Impacto Prático para Contribuintes
Esta decisão do CARF traz importantes reflexos para empresas que mantêm investimentos em coligadas ou controladas no exterior e recolhem estimativas de IRPJ. Os principais aprendizados são:
- Comprovação por prova indiciária: O CARF reafirma que a comprovação de crédito não precisa ser feita necessariamente por documentação contemporânea à apuração.

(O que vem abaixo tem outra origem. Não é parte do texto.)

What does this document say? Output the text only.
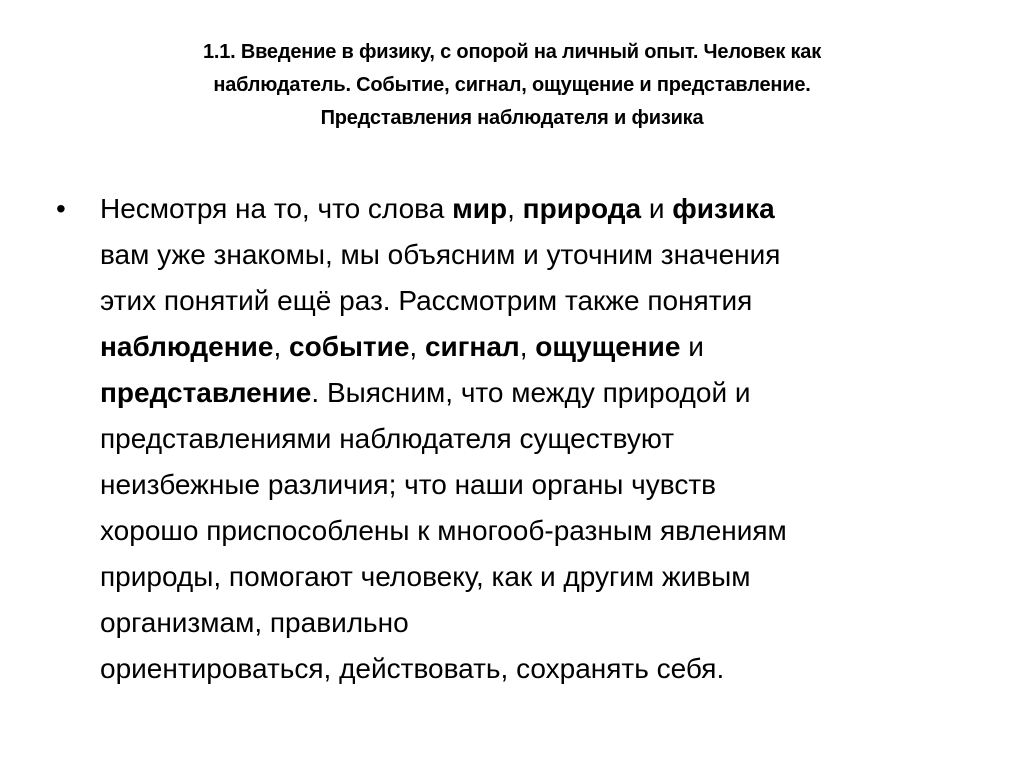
1.1. Введение в физику, с опорой на личный опыт. Человек как
наблюдатель. Событие, сигнал, ощущение и представление.
Представления наблюдателя и физика
•	Несмотря на то, что слова мир, природа и физика
вам уже знакомы, мы объясним и уточним значения
этих понятий ещё раз. Рассмотрим также понятия
наблюдение, событие, сигнал, ощущение и
представление. Выясним, что между природой и
представлениями наблюдателя существуют
неизбежные различия; что наши органы чувств
хорошо приспособлены к многооб-разным явлениям
природы, помогают человеку, как и другим живым
организмам, правильно
ориентироваться, действовать, сохранять себя.
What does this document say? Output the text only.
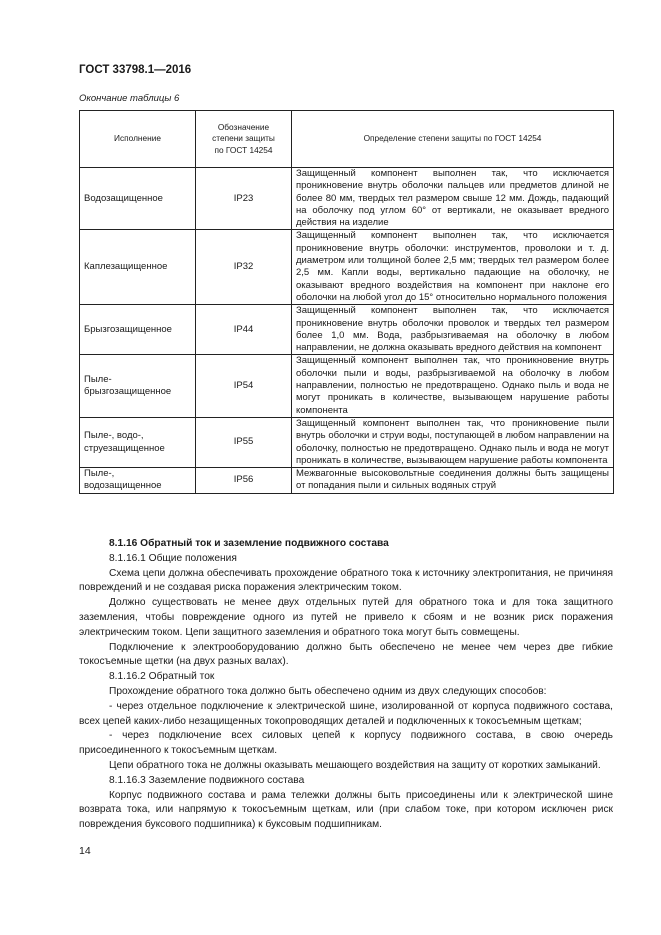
ГОСТ 33798.1—2016
Окончание таблицы 6
Исполнение	Обозначение степени защиты по ГОСТ 14254	Определение степени защиты по ГОСТ 14254
Водозащищенное	IP23	Защищенный компонент выполнен так, что исключается проникновение внутрь оболочки пальцев или предметов длиной не более 80 мм, твердых тел размером свыше 12 мм. Дождь, падающий на оболочку под углом 60° от вертикали, не оказывает вредного действия на изделие
Каплезащищенное	IP32	Защищенный компонент выполнен так, что исключается проникновение внутрь оболочки: инструментов, проволоки и т. д. диаметром или толщиной более 2,5 мм; твердых тел размером более 2,5 мм. Капли воды, вертикально падающие на оболочку, не оказывают вредного воздействия на компонент при наклоне его оболочки на любой угол до 15° относительно нормального положения
Брызгозащищенное	IP44	Защищенный компонент выполнен так, что исключается проникновение внутрь оболочки проволок и твердых тел размером более 1,0 мм. Вода, разбрызгиваемая на оболочку в любом направлении, не должна оказывать вредного действия на компонент
Пыле-брызгозащищенное	IP54	Защищенный компонент выполнен так, что проникновение внутрь оболочки пыли и воды, разбрызгиваемой на оболочку в любом направлении, полностью не предотвращено. Однако пыль и вода не могут проникать в количестве, вызывающем нарушение работы компонента
Пыле-, водо-, струезащищенное	IP55	Защищенный компонент выполнен так, что проникновение пыли внутрь оболочки и струи воды, поступающей в любом направлении на оболочку, полностью не предотвращено. Однако пыль и вода не могут проникать в количестве, вызывающем нарушение работы компонента
Пыле-, водозащищенное	IP56	Межвагонные высоковольтные соединения должны быть защищены от попадания пыли и сильных водяных струй

8.1.16 Обратный ток и заземление подвижного состава

8.1.16.1 Общие положения

Схема цепи должна обеспечивать прохождение обратного тока к источнику электропитания, не причиняя повреждений и не создавая риска поражения электрическим током.

Должно существовать не менее двух отдельных путей для обратного тока и для тока защитного заземления, чтобы повреждение одного из путей не привело к сбоям и не возник риск поражения электрическим током. Цепи защитного заземления и обратного тока могут быть совмещены.

Подключение к электрооборудованию должно быть обеспечено не менее чем через две гибкие токосъемные щетки (на двух разных валах).

8.1.16.2 Обратный ток

Прохождение обратного тока должно быть обеспечено одним из двух следующих способов:

- через отдельное подключение к электрической шине, изолированной от корпуса подвижного состава, всех цепей каких-либо незащищенных токопроводящих деталей и подключенных к токосъемным щеткам;

- через подключение всех силовых цепей к корпусу подвижного состава, в свою очередь присоединенного к токосъемным щеткам.

Цепи обратного тока не должны оказывать мешающего воздействия на защиту от коротких замыканий.

8.1.16.3 Заземление подвижного состава

Корпус подвижного состава и рама тележки должны быть присоединены или к электрической шине возврата тока, или напрямую к токосъемным щеткам, или (при слабом токе, при котором исключен риск повреждения буксового подшипника) к буксовым подшипникам.

14
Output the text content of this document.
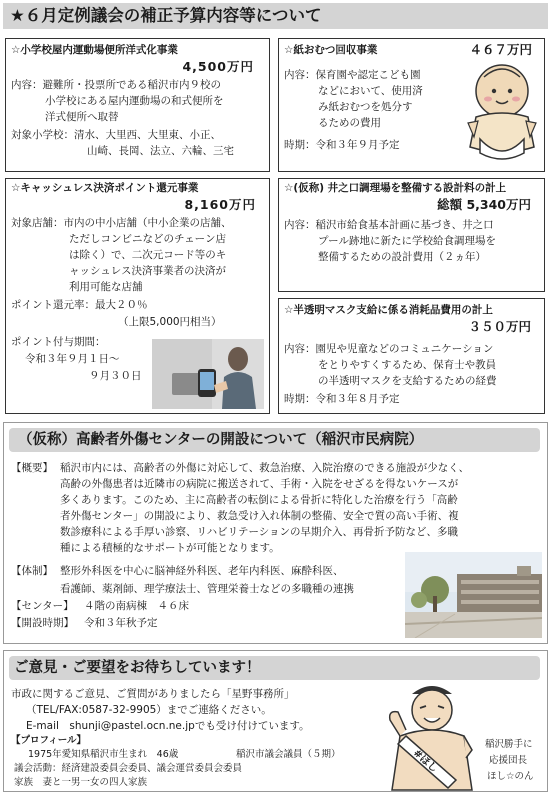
★６月定例議会の補正予算内容等について
☆小学校屋内運動場便所洋式化事業
4,500万円
内容：避難所・投票所である稲沢市内９校の
小学校にある屋内運動場の和式便所を
洋式便所へ取替
対象小学校：清水、大里西、大里東、小正、
山崎、長岡、法立、六輪、三宅
☆紙おむつ回収事業	４６７万円
内容：保育園や認定こども園
などにおいて、使用済
み紙おむつを処分す
るための費用
時期：令和３年９月予定
☆キャッシュレス決済ポイント還元事業
8,160万円
対象店舗：市内の中小店舗（中小企業の店舗、
ただしコンビニなどのチェーン店
は除く）で、二次元コード等のキ
ャッシュレス決済事業者の決済が
利用可能な店舗
ポイント還元率：最大２０％
（上限5,000円相当）
ポイント付与期間：
令和３年９月１日～
９月３０日
☆(仮称) 井之口調理場を整備する設計料の計上
総額 5,340万円
内容：稲沢市給食基本計画に基づき、井之口
プール跡地に新たに学校給食調理場を
整備するための設計費用（２ヵ年）
☆半透明マスク支給に係る消耗品費用の計上
３５０万円
内容：園児や児童などのコミュニケーション
をとりやすくするため、保育士や教員
の半透明マスクを支給するための経費
時期：令和３年８月予定
（仮称）高齢者外傷センターの開設について（稲沢市民病院）
【概要】 稲沢市内には、高齢者の外傷に対応して、救急治療、入院治療のできる施設が少なく、
高齢の外傷患者は近隣市の病院に搬送されて、手術・入院をせざるを得ないケースが
多くあります。このため、主に高齢者の転倒による骨折に特化した治療を行う「高齢
者外傷センター」の開設により、救急受け入れ体制の整備、安全で質の高い手術、複
数診療科による手厚い診察、リハビリテーションの早期介入、再骨折予防など、多職
種による積極的なサポートが可能となります。
【体制】 整形外科医を中心に脳神経外科医、老年内科医、麻酔科医、
看護師、薬剤師、理学療法士、管理栄養士などの多職種の連携
【センター】 ４階の南病棟　４６床
【開設時期】 令和３年秋予定
ご意見・ご要望をお待ちしています！
市政に関するご意見、ご質問がありましたら「星野事務所」
（TEL/FAX:0587-32-9905）までご連絡ください。
E-mail　shunji@pastel.ocn.ne.jpでも受け付けています。
【プロフィール】
1975年愛知県稲沢市生まれ　46歳	稲沢市議会議員（５期）
議会活動：経済建設委員会委員、議会運営委員会委員
家族　妻と一男一女の四人家族
#ほし
稲沢勝手に
応援団長
ほし☆のん
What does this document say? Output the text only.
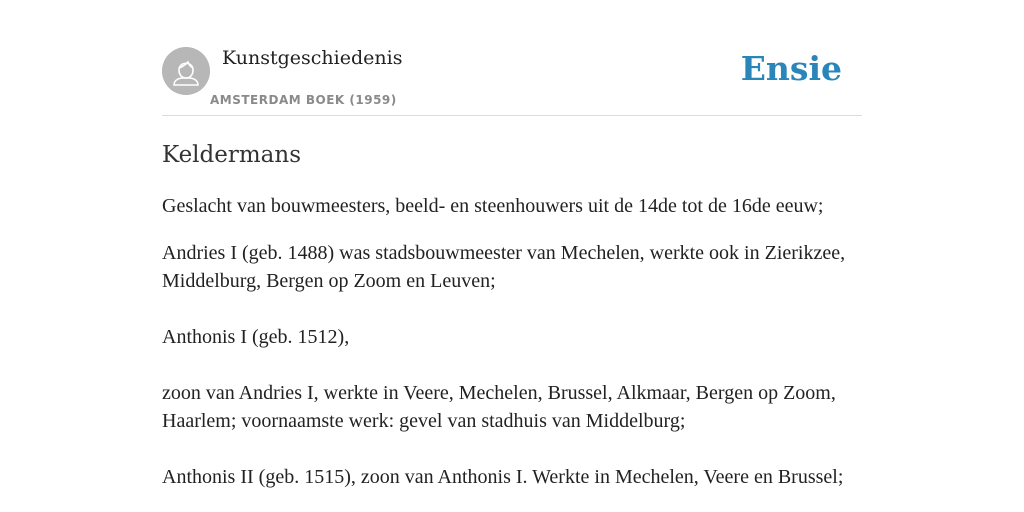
Kunstgeschiedenis
AMSTERDAM BOEK (1959)
Ensie
Keldermans

Geslacht van bouwmeesters, beeld- en steenhouwers uit de 14de tot de 16de eeuw;

Andries I (geb. 1488) was stadsbouwmeester van Mechelen, werkte ook in Zierikzee, Middelburg, Bergen op Zoom en Leuven;

Anthonis I (geb. 1512),

zoon van Andries I, werkte in Veere, Mechelen, Brussel, Alkmaar, Bergen op Zoom, Haarlem; voornaamste werk: gevel van stadhuis van Middelburg;

Anthonis II (geb. 1515), zoon van Anthonis I. Werkte in Mechelen, Veere en Brussel;
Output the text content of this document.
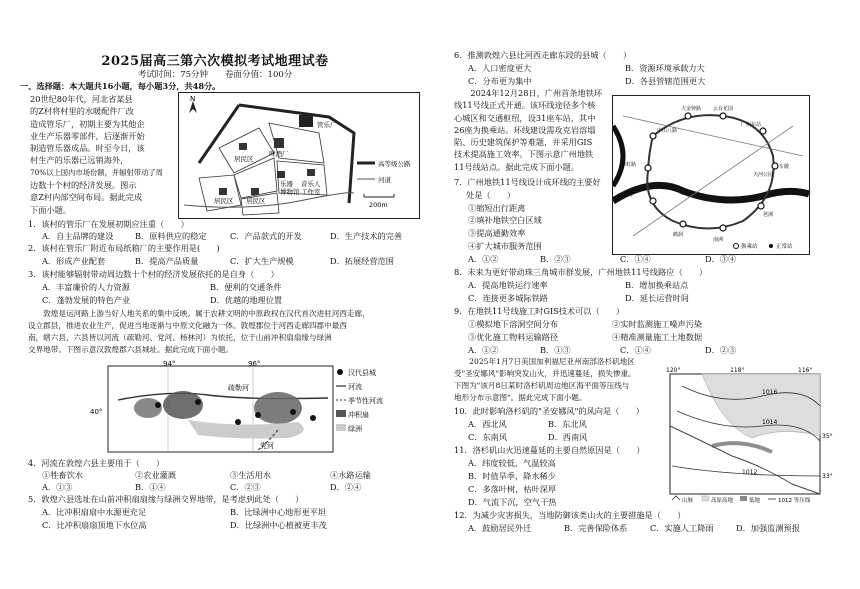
2025届高三第六次模拟考试地理试卷
考试时间：75分钟　　卷面分值：100分
一、选择题：本大题共16小题，每小题3分，共48分。
20世纪80年代，河北省某县
的Z村将村里的水暖配件厂改
造成管乐厂，初期主要为其他企
业生产乐器零部件，后逐渐开始
制造管乐器成品。时至今日，该
村生产的乐器已远销海外，
70%以上国内市场份额，并辐射带动了周
边数十个村的经济发展。图示
意Z村内部空间布局。据此完成
下面小题。
N
管乐厂
啤酒厂
居民区
乐器
博物馆
音乐人
工作室
居民区 居民区
高等级公路
河道
200m
1．该村的管乐厂在发展初期应注重（　　）
A．自主品牌的建设	B．原料供应的稳定	C．产品款式的开发	D．生产技术的完善
2．该村在管乐厂附近布局纸箱厂的主要作用是(　　)
A．形成产业配套	B．提高产品质量	C．扩大生产规模	D．拓展经营范围
3．该村能够辐射带动周边数十个村的经济发展依托的是自身（　　）
A．丰富廉价的人力资源	B．便利的交通条件
C．蓬勃发展的特色产业	D．优越的地理位置
　　敦煌是运河路上游当好人地关系的集中反映。属于农耕文明的中原政权在汉代首次进驻河西走廊，
设立郡县，推进农业生产，促进当地逐渐与中原文化融为一体。敦煌郡位于河西走廊四郡中最西
南，辖六县，六县皆以河流（疏勒河、党河、杨林河）为依托，位于山前冲积扇扇缘与绿洲
交界地带。下图示意汉敦煌郡六县城址。据此完成下面小题。
94°	96°
40°
疏勒河
党河
汉代县城
河流
季节性河流
冲积扇
绿洲
4．河流在敦煌六县主要用于（　　）
①牲畜饮水	②农业灌溉	③生活用水	④水路运输
A．①③	B．①④	C．②③	D．②④
5．敦煌六县选址在山前冲积扇扇缘与绿洲交界地带，是考虑到此处（　　）
A．比冲积扇扇中水源更充足	B．比绿洲中心地形更平坦
C．比冲积扇扇顶地下水位高	D．比绿洲中心植被更丰茂
6．推测敦煌六县比河西走廊东段的县城（　　）
A．人口密度更大	B．资源环境承载力大
C．分布更为集中	D．各县管辖范围更大
　　2024年12月28日，广州首条地铁环
线11号线正式开通。该环线途径多个核
心城区和交通枢纽，设31座车站，其中
26座为换乘站。环线建设需攻克岩溶塌
陷、历史建筑保护等难题，并采用GIS
技术提高施工效率。下图示意广州地铁
11号线站点。据此完成下面小题。
中山八路
大金钟路 云台花园
广州东站
天河公园
车陂
琶洲
南洲
鹤洞
芳村
彩虹路
换乘站	正常站
7．广州地铁11号线设计成环线的主要好
处是（　　）
①缩短出行距离
②填补地铁空白区域
③提高通勤效率
④扩大城市服务范围
A．①②	B．②③	C．①④	D．③④
8．未来为更好带动珠三角城市群发展，广州地铁11号线路应（　　）
A．提高地铁运行速率	B．增加换乘站点
C．连接更多城际铁路	D．延长运营时间
9．在地铁11号线施工时GIS技术可以（　　）
①模拟地下溶洞空间分布	②实时监测施工噪声污染
③优化施工物料运输路径	④精准测量施工土地数据
A．①②	B．①③	C．①④	D．②③
　　2025年1月7日美国加利福尼亚州南部洛杉矶地区
受"圣安娜风"影响突发山火，并迅速蔓延，损失惨重。
下图为"该月8日某时洛杉矶周边地区海平面等压线与
地形分布示意图"。据此完成下面小题。
120°	118°	116°
35°
33°
1016
1014
1012
山脉	高原高地	低地	1012 等压线
10．此时影响洛杉矶的"圣安娜风"的风向是（　　）
A．西北风	B．东北风
C．东南风	D．西南风
11．洛杉矶山火迅速蔓延的主要自然原因是（　　）
A．纬度较低，气温较高
B．时值旱季，降水稀少
C．多落叶树，枯叶深厚
D．气流下沉，空气干热
12．为减少灾害损失，当地防御该类山火的主要措施是（　　）
A．鼓励居民外迁	B．完善保险体系	C．实施人工降雨	D．加强监测预报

Prova indiciária que demonstre a certeza e liquidez do crédito é suficiente.
- Equivalência patrimonial: Erros na apuração de equivalência patrimonial podem gerar créditos de restituição e compensação quando o recolhimento foi excessivo, respeitando-se as regras da MP nº 2.158/2001.
- Revisão de apurações antigas: Contribuintes com apurações anteriores devem revisar os cálculos de estimativa de IRPJ, especialmente em períodos onde a Lei nº 9.532/1997 e a MP nº 2.158/2001 geraram mudanças nas regras de tributação do resultado de participações no exterior.
- Documentação: Embora a prova indiciária seja aceita, recomenda-se manter documentação robusta sobre participações societárias e balanços de coligadas/controladas no exterior.
O fato de a decisão ser unânime também reforça a segurança jurisprudencial dessa tese no CARF, tornando casos similares mais favoráveis aos contribuintes que consigam comprovar indébitos neste contexto.
Conclusão
O Acórdão 1301-007.608 consolida jurisprudência importante no CARF sobre o reconhecimento de créditos de restituição e compensação de indébito fiscal de IRPJ. A decisão unânime da 3ª Câmara enfatiza que a comprovação certa e líquida do crédito, mesmo por prova indiciária, autoriza a restituição ou compensação conforme o art. 170 do CTN.
Para empresas do setor químico e demais setores que lidam com investimentos no exterior, o acórdão oferece segurança jurídica para revisão de apurações onde houve recolhimento a maior de estimativas de IRPJ, desde que a existência do crédito seja demonstrada com clareza, ainda que por meios indiciários.